At the official event the names of the victims are read aloud continuously for hours, allowing four breaks for moments of silence at the times when the hijacked planes struck the two World Trade Center towers and the times when the towers fell. This Sunday there will be a total of six moments of silence for the plane that hit the Pentagon and the plane that crashed near Shanksville, Pa.
Participants in the service will meet in front of St. Paul’s Chapel at 10 a.m. on Saturday, Sept. 10. They will then walk to West Broadway and Vecsey Street where they will begin a prayer service in front of the PATH Train entrance.
Rev. Mahoney thought it was “imperative” to have a public prayer service at Ground Zero during the anniversary weekend.
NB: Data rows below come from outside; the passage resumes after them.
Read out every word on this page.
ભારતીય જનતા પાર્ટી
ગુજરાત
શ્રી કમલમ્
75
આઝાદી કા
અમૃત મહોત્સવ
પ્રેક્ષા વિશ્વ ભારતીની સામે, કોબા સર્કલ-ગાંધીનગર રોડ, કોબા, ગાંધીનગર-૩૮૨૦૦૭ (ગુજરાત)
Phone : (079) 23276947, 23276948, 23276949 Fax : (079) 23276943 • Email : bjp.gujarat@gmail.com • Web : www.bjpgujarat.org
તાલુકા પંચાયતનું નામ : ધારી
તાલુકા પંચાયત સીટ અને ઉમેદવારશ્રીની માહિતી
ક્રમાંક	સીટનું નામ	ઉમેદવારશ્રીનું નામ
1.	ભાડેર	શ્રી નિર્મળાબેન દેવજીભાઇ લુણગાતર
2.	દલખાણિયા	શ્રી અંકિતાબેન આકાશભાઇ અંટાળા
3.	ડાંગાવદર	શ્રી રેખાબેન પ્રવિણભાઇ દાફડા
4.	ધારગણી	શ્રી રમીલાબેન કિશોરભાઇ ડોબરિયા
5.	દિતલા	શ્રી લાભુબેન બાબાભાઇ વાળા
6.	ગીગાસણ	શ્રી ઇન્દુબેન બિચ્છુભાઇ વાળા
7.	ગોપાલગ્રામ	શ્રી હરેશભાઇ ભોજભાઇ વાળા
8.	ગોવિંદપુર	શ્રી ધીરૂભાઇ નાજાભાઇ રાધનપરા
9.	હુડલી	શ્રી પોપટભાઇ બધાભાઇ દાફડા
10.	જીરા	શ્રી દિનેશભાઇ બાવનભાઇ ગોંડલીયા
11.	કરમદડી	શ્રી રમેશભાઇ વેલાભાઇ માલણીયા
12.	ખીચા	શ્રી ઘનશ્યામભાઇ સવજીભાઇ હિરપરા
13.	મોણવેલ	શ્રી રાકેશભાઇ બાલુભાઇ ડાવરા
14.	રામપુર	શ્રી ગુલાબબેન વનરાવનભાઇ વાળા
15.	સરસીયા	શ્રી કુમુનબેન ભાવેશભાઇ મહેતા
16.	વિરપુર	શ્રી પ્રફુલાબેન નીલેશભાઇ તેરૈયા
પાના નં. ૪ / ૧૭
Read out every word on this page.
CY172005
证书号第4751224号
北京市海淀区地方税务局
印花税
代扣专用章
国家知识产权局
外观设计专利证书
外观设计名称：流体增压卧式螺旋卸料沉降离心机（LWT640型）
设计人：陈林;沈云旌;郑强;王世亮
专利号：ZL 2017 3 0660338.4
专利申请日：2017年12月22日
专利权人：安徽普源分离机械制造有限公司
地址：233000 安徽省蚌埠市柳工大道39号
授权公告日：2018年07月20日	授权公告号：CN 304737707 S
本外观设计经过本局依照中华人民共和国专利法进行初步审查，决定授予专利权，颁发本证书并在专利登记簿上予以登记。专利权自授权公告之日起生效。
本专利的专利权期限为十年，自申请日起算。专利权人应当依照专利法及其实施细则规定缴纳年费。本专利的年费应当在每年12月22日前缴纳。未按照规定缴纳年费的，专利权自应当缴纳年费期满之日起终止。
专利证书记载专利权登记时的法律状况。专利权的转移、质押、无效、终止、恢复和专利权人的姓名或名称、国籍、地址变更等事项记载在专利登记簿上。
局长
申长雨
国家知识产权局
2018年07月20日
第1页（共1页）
While the absence of prayer at the official service may seem reasonable to some, he suggested, “it will only compound the pain and the loss of others.”
“During our prayer time at Ground Zero, we will seek God for His continued protection, especially with new credible terrorist threats, pray for those who lost loved ones, pray for our leaders and elected officials and turn to God in repentance recognizing only He can bring healing and restoration to our nation,” he said.